The Homeschool Alternative
More than 2 million children are homeschooled in the United States every year. Generally parents choose to homeschool their children in an attempt to provide an education that is less expensive yet has more attention focused on the their child than private school. For those parents, it’s the only way to provide true one-on-one attention, guidance and assistance to the developing child. It’s their focus and dedication to education that drive the growing trend of homeschooling for families around the world.
“Homeschooling provides your children with the education they need at a price that most can afford in an environment that they are comfortable in,” says Lisa Booth, mother and educator of 11-year-old Jamie and 13-year-old Jared. Not to mention, it gives the families much more time to spend with one another. Booth believes, like thousands of other parents who homeschool, that the opportunity allows parents to know their children better than anyone - their strengths, their weaknesses and every aspect of their personality. Parents are therefore, in theory, a more influential part of their growth, maturity and decision making skills. “We are able to teach them how to make goo decisions instead of learning from peers who haven’t lived a life yet,” she says.
For parents who home school their children, it stops being just about parenting or academics; soon, you become an irreplaceable part of both aspects of the child’s life, says Booth: “Our job as their teachers is not just to teach them academics, but help them to become great people. ”
There is a wide range of resources available to homeschoolers today to make it feasible to school your children in any area. There are even extra-curricular activities and teams dedicated to children who do not attend an educational institution.
As far as the negative aspects of this parenting and educational choice, Booth says they are far and few between. “There really aren’t any negatives about it. If we’re having bad day we can just take a break,” she says. “Everyone has times when it is a struggle to be a home-schooling family, but we work through it and I don’t consider that a negative.”

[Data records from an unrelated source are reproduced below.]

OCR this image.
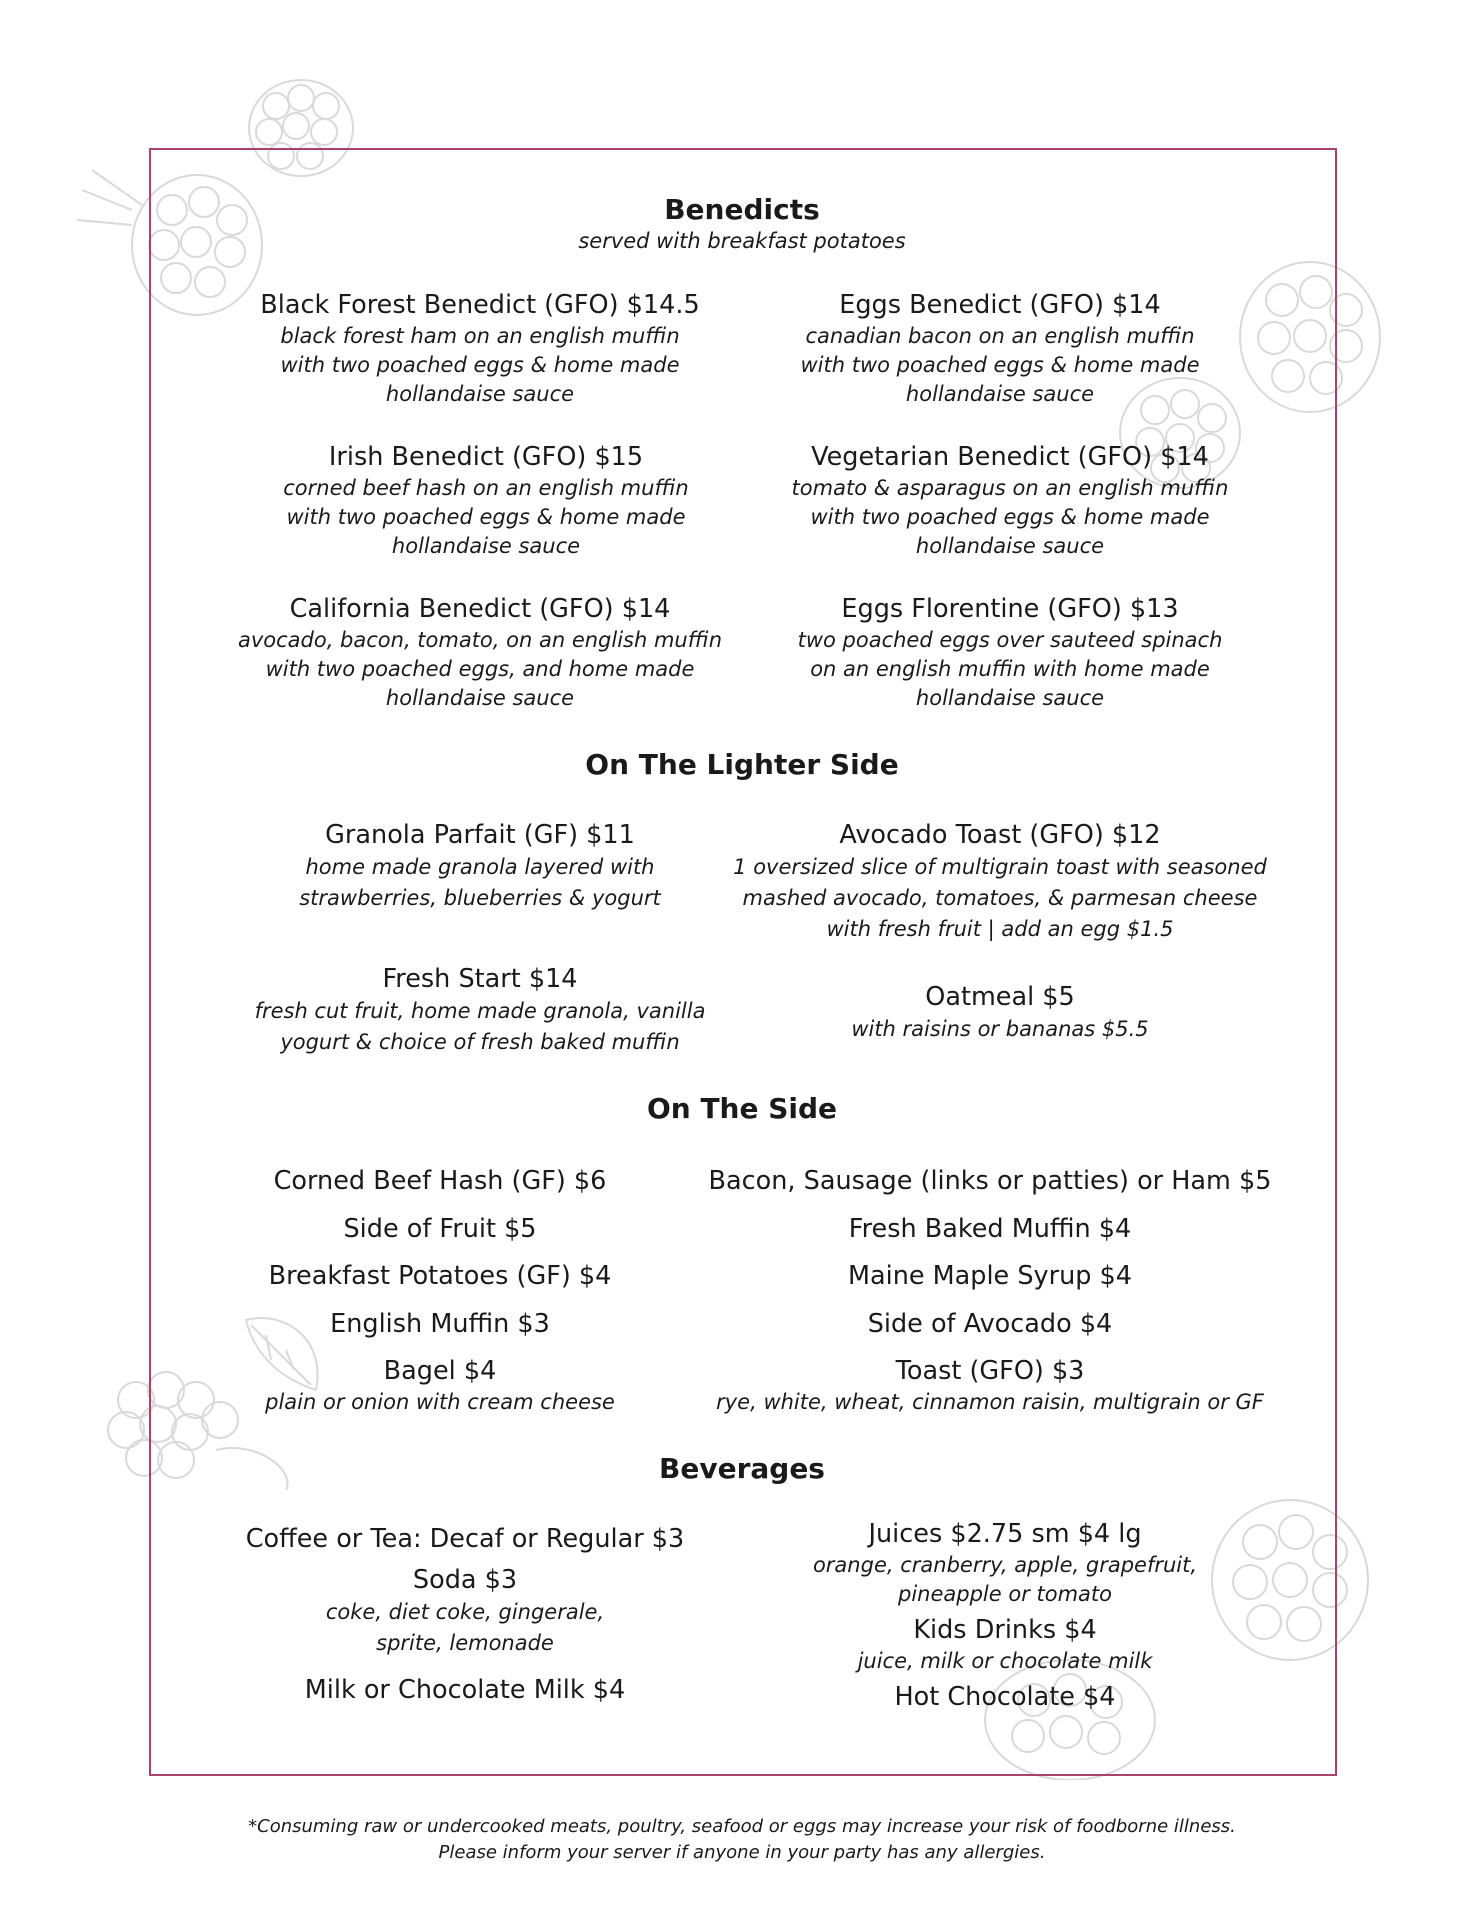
Benedicts
served with breakfast potatoes
Black Forest Benedict (GFO) $14.5
black forest ham on an english muffin
with two poached eggs & home made
hollandaise sauce
Eggs Benedict (GFO) $14
canadian bacon on an english muffin
with two poached eggs & home made
hollandaise sauce
Irish Benedict (GFO) $15
corned beef hash on an english muffin
with two poached eggs & home made
hollandaise sauce
Vegetarian Benedict (GFO) $14
tomato & asparagus on an english muffin
with two poached eggs & home made
hollandaise sauce
California Benedict (GFO) $14
avocado, bacon, tomato, on an english muffin
with two poached eggs, and home made
hollandaise sauce
Eggs Florentine (GFO) $13
two poached eggs over sauteed spinach
on an english muffin with home made
hollandaise sauce
On The Lighter Side
Granola Parfait (GF) $11
home made granola layered with
strawberries, blueberries & yogurt
Avocado Toast (GFO) $12
1 oversized slice of multigrain toast with seasoned
mashed avocado, tomatoes, & parmesan cheese
with fresh fruit | add an egg $1.5
Fresh Start $14
fresh cut fruit, home made granola, vanilla
yogurt & choice of fresh baked muffin
Oatmeal $5
with raisins or bananas $5.5
On The Side
Corned Beef Hash (GF) $6
Side of Fruit $5
Breakfast Potatoes (GF) $4
English Muffin $3
Bagel $4
plain or onion with cream cheese
Bacon, Sausage (links or patties) or Ham $5
Fresh Baked Muffin $4
Maine Maple Syrup $4
Side of Avocado $4
Toast (GFO) $3
rye, white, wheat, cinnamon raisin, multigrain or GF
Beverages
Coffee or Tea: Decaf or Regular $3
Soda $3
coke, diet coke, gingerale,
sprite, lemonade
Milk or Chocolate Milk $4
Juices $2.75 sm $4 lg
orange, cranberry, apple, grapefruit,
pineapple or tomato
Kids Drinks $4
juice, milk or chocolate milk
Hot Chocolate $4
*Consuming raw or undercooked meats, poultry, seafood or eggs may increase your risk of foodborne illness.
Please inform your server if anyone in your party has any allergies.
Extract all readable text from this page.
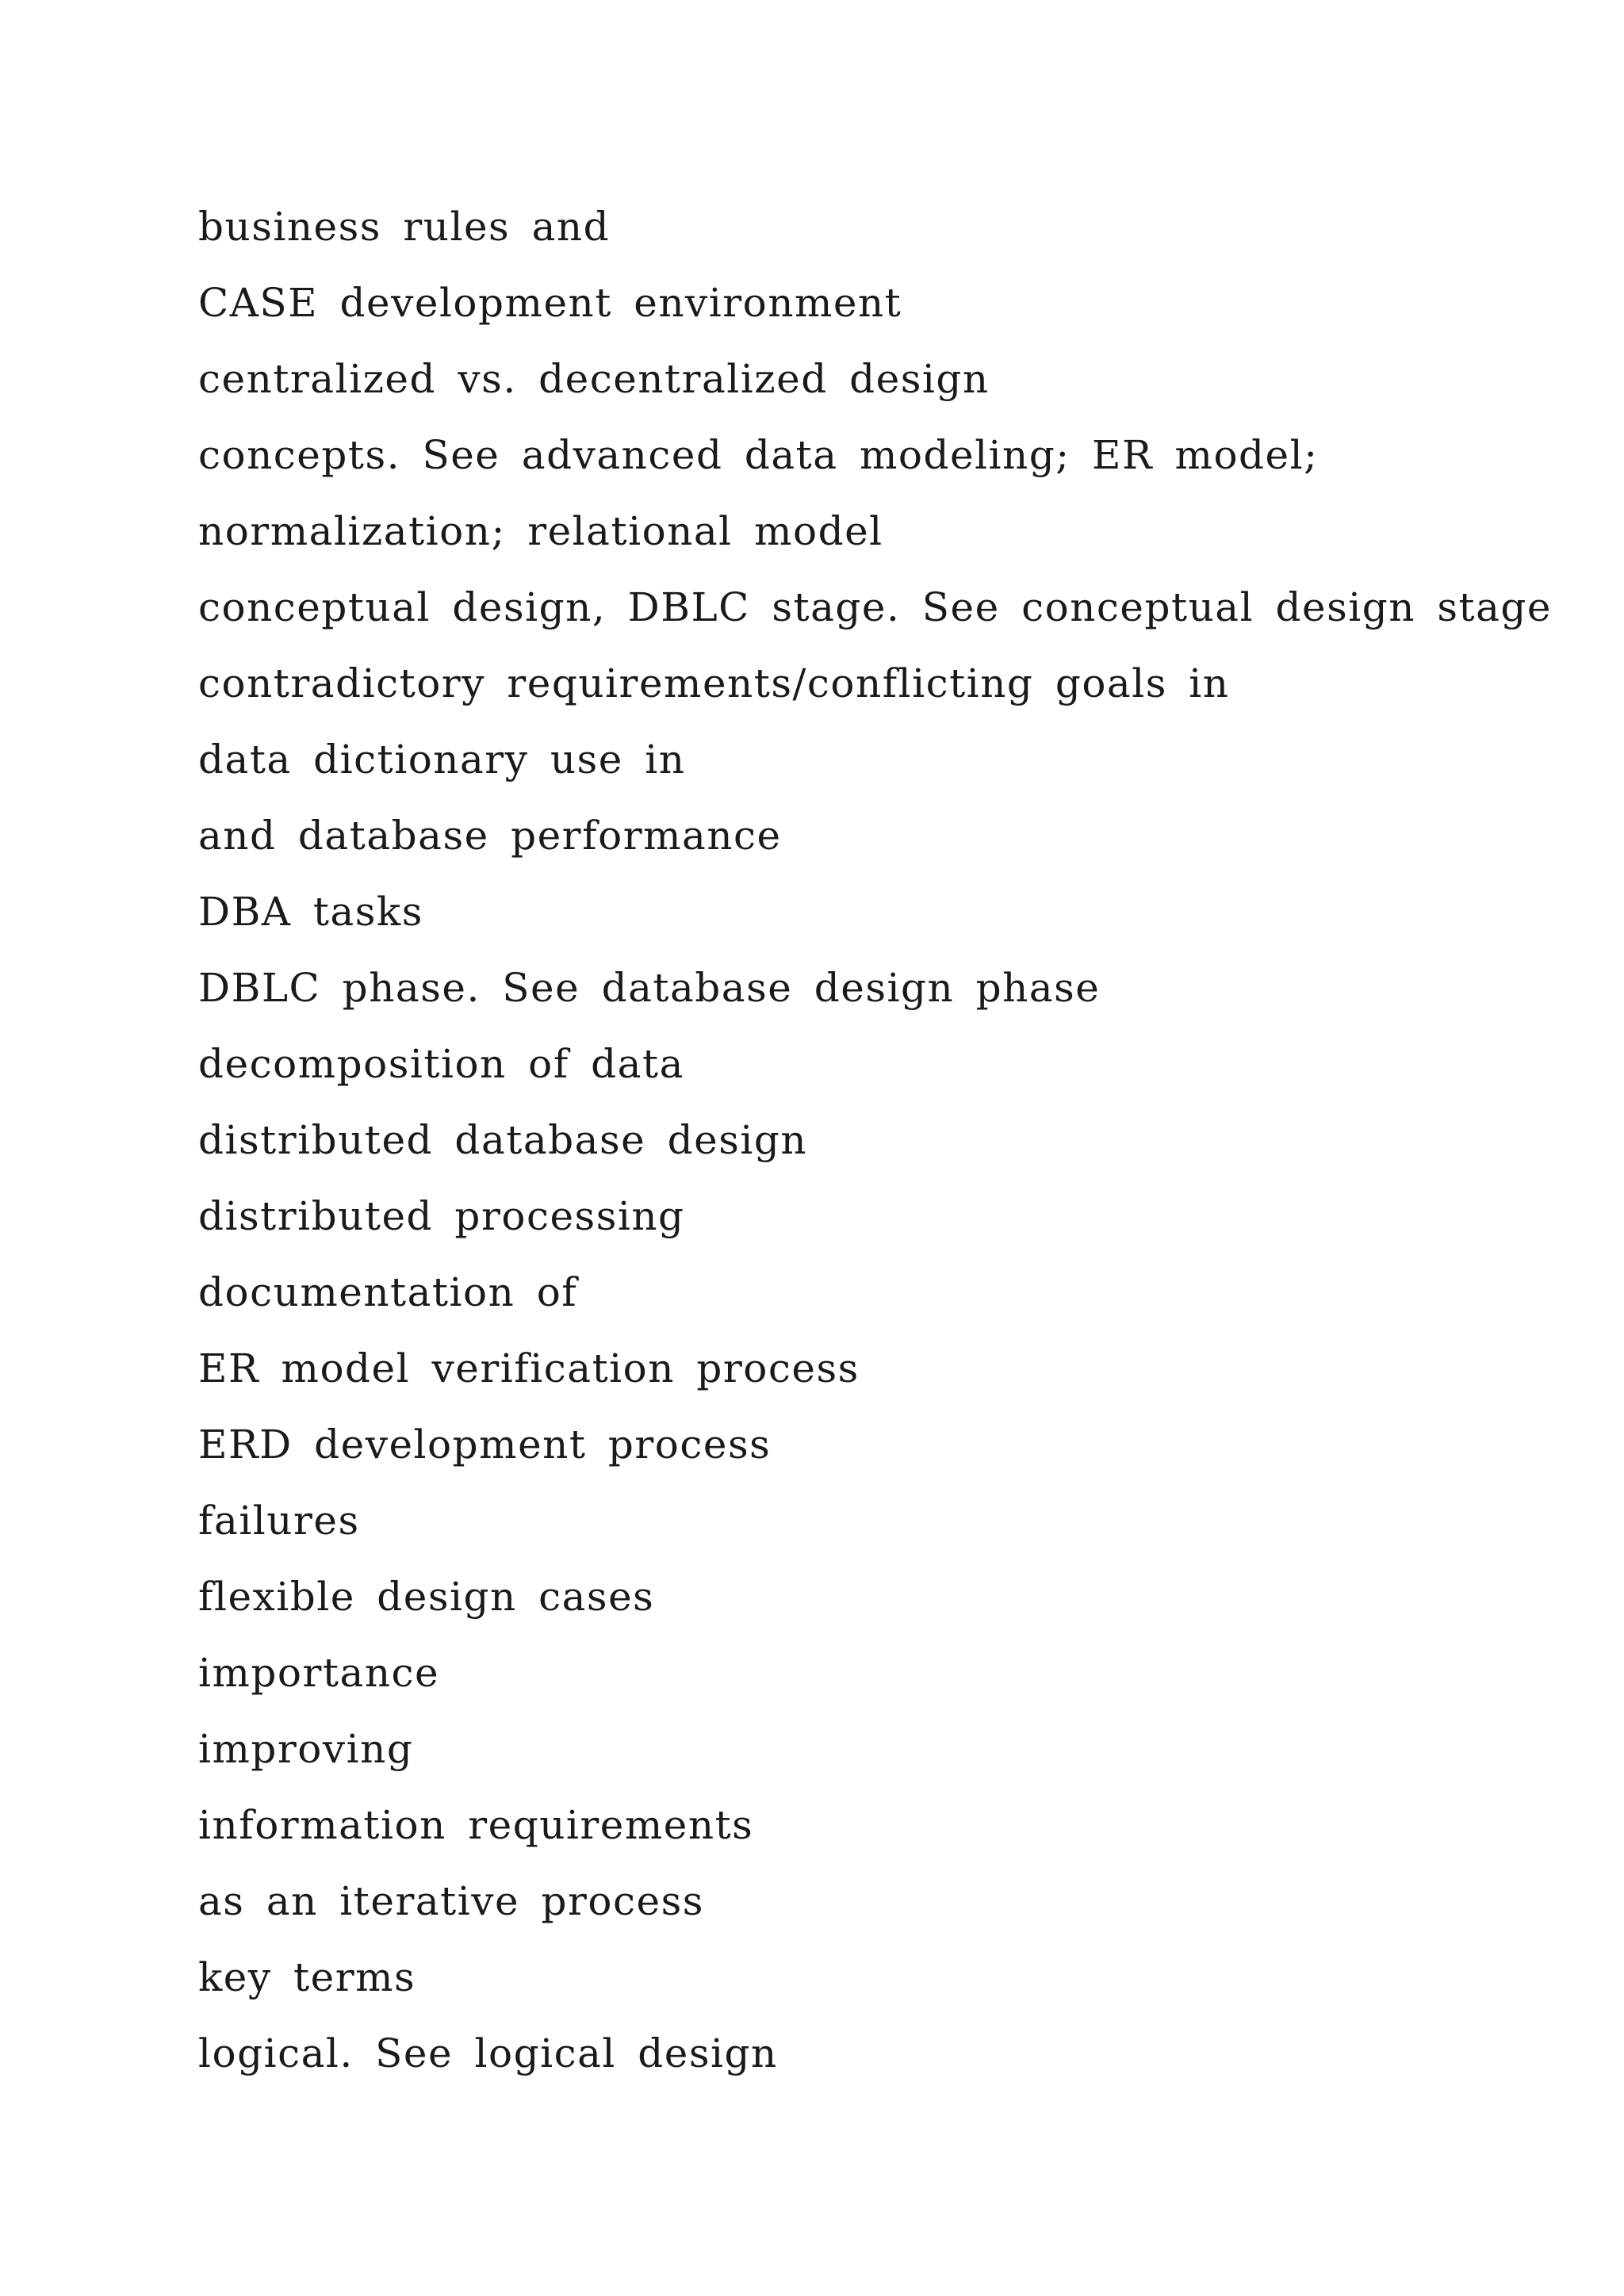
business rules and
CASE development environment
centralized vs. decentralized design
concepts. See advanced data modeling; ER model;
normalization; relational model
conceptual design, DBLC stage. See conceptual design stage
contradictory requirements/conflicting goals in
data dictionary use in
and database performance
DBA tasks
DBLC phase. See database design phase
decomposition of data
distributed database design
distributed processing
documentation of
ER model verification process
ERD development process
failures
flexible design cases
importance
improving
information requirements
as an iterative process
key terms
logical. See logical design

Concerns have been debated on whether or not a child is missing out on key life experiences if not enrolled in a traditional school environment. “Classroom settings can’t offer anything that I’m not able to offer, in fact, I believe we can offer more,” contends Booth.
Homeschooling is a choice made as a family. It takes time and dedication that some parents don’t have, but this mother is very satisfied with her family’s choice. She says: “We are growing siblings, friends, a husband and father, wife and mother. We believe we have only one opportunity to do that and homeschooling is our choice.”